There was a strong smell of blood – a lot of blood. It was a metallic smell. Like hot copper. Sean recalled the times he’d tasted his own blood. It always made him think that it tasted exactly like it smelled. At least this man had been killed recently. It was summer now – if the victim had been there for a few days the flat would have reeked. Flies would have filled the room, maggots infesting the body. He felt a jolt of guilt for being glad the man had just been killed.
Sean crouched next to the body, careful to avoid stepping in the pool of thick burgundy blood that had formed around the victim’s head. He’d seen many murder victims. Some had almost no wounds to speak of, others had terrible injuries. This was a bad one. As bad as he’d seen.
‘Jesus Christ. What the hell happened in this room?’ Sean asked.
Donnelly looked around. The dining-room table was overturned. Two of the chairs with it had been destroyed. The TV had been knocked from its stand. Pictures lay smashed on the floor. CDs were strewn around the room. The lights from the CD player
blinked in green.
‘Must have been a hell of a fight,’ Donnelly said.
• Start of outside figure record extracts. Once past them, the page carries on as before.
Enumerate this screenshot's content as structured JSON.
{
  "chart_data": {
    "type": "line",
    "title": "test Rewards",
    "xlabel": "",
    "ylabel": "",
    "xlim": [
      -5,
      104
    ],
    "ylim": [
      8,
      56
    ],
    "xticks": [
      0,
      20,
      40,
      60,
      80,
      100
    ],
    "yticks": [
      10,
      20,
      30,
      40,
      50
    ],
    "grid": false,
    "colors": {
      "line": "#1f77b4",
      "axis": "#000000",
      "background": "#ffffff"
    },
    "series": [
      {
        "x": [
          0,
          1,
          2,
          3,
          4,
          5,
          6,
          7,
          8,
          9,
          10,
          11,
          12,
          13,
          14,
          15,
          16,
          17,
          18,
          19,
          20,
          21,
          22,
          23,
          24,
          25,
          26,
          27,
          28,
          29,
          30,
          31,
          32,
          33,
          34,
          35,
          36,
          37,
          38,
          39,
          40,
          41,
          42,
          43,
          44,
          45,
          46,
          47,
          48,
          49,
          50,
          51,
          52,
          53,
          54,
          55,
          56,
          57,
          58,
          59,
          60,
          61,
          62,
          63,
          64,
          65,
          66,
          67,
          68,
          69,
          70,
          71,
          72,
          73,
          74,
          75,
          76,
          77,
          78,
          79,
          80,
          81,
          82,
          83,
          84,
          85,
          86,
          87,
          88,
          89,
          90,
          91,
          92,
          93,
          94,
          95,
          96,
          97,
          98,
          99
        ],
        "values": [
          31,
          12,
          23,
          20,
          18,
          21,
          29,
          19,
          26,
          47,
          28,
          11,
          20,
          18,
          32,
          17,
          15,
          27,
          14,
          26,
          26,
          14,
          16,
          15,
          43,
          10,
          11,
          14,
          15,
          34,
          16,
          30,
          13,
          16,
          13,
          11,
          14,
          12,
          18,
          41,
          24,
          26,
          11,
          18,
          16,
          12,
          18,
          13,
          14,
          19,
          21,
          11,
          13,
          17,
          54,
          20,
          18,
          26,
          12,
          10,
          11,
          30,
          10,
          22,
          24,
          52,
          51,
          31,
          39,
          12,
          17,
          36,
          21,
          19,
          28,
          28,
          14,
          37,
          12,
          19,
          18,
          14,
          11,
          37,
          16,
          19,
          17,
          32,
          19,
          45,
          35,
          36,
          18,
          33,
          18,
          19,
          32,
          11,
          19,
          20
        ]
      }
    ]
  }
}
Sean stood up, unable to look away from the victim: a white male, about twenty years old, naked from the waist up, wearing hipster jeans that were heavily soaked in blood. One sock remained on his right foot, the other was nowhere to be seen. He was lying on his back, the left leg bent under the right, with both arms stretched out in a crucifix position. There were no restraints of any kind in evidence. The left side of his face and head had been caved in. The victim’s light hair allowed Sean to see two serious head wounds indicating horrific fractures to the skull. Both eyes were swollen almost completely shut and his nose was smashed, with congealed blood clustered around it. The mouth hadn’t escaped punishment, the lips showing several deep cuts, with the jaw hanging dislocated. Sean wondered how many teeth would be missing. The right ear was nowhere to be seen. He hoped to God the man had died from the first blow to his head, but he doubted it.
The pool of blood by the victim’s head was the only heavy saturation area other than his clothing. Elsewhere there were dozens of splash marks: on the walls, furniture and carpet. Sean imagined the victim’s head being whipped around by the ferocity of the blows, the blood from his wounds travelling in a fine spray through the air until it landed where it now remained. Once examined properly, these splash marks should provide a useful map of how the attack had developed.
The victim’s body had not been spared. Sean wasn’t about to start counting, but there must have been at least fifty to a hundred stab wounds. The legs, abdomen, chest and arms had all been brutally attacked. Sean looked around for weapons, but could see none. He returned his gaze to the shattered body, trying to free his mind, to see what had happened to the young man now lying dead on his own floor. For the most fleeting of moments he saw a figure hunched over the dying man, something that resembled a screwdriver rather than a knife gripped in his hand, but the image was gone as quickly as it arrived. Finally he managed to look away and speak.